We begin to understand that our relationship with things may not differ so much between waking and dreaming states.
Ramana Maharshi, a 20th-century Indian sage, spoke of three states inherent to existence: the dream state, the waking state, and deep sleep. For him, there is no real difference between waking and dreaming. Or if there is, perhaps just one — an arbitrary one: duration. The waking state is merely a longer dream than what we call dreaming. In both cases, we are dealing with a mental production, a construction he deemed unreal. What remains is dreamless sleep, the state where nothing exists — no suffering, no ego — only the Self remains, which he considered the ultimate state.
III. Inside — Outside: Mirror (Let’s Play)

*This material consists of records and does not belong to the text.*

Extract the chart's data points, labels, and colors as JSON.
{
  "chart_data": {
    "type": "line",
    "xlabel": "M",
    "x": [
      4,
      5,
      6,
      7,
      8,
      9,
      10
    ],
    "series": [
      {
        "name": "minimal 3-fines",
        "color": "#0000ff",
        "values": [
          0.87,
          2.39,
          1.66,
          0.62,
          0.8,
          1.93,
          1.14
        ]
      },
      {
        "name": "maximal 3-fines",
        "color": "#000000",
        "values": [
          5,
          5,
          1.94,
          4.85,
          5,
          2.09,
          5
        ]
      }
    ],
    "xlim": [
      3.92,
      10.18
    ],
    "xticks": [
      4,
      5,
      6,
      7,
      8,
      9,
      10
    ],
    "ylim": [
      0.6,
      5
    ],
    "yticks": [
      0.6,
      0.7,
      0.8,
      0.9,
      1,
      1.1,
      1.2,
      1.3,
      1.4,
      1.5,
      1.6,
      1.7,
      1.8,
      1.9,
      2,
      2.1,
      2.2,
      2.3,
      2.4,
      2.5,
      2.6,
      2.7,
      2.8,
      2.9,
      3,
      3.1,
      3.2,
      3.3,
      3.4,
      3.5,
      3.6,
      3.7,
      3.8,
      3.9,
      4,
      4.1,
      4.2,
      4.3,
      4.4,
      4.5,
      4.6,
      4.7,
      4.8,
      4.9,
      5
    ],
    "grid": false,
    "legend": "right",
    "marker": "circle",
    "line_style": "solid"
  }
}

I propose a game in which what is outside and what is inside become intimately connected. During this game, we will learn to see the external as a revealer of what lies within us — as a precise and concrete reflection of what inhabits us. In other words, we will approach reality through the symbolic path.
How do we access this path?
Through projection.
The Tarot of Marseille is a remarkable projective tool.
Just as one might prepare a piano to make it sound differently, I have prepared the space we are in tonight. I selected 22 elements from this room (a column, a wall, a door…) and associated each one with a Major Arcana card from the Tarot of Marseille (there are 22 in total).
We will now conduct a drawing that will weave a connection between a person and this space — turning this apartment into a projection space.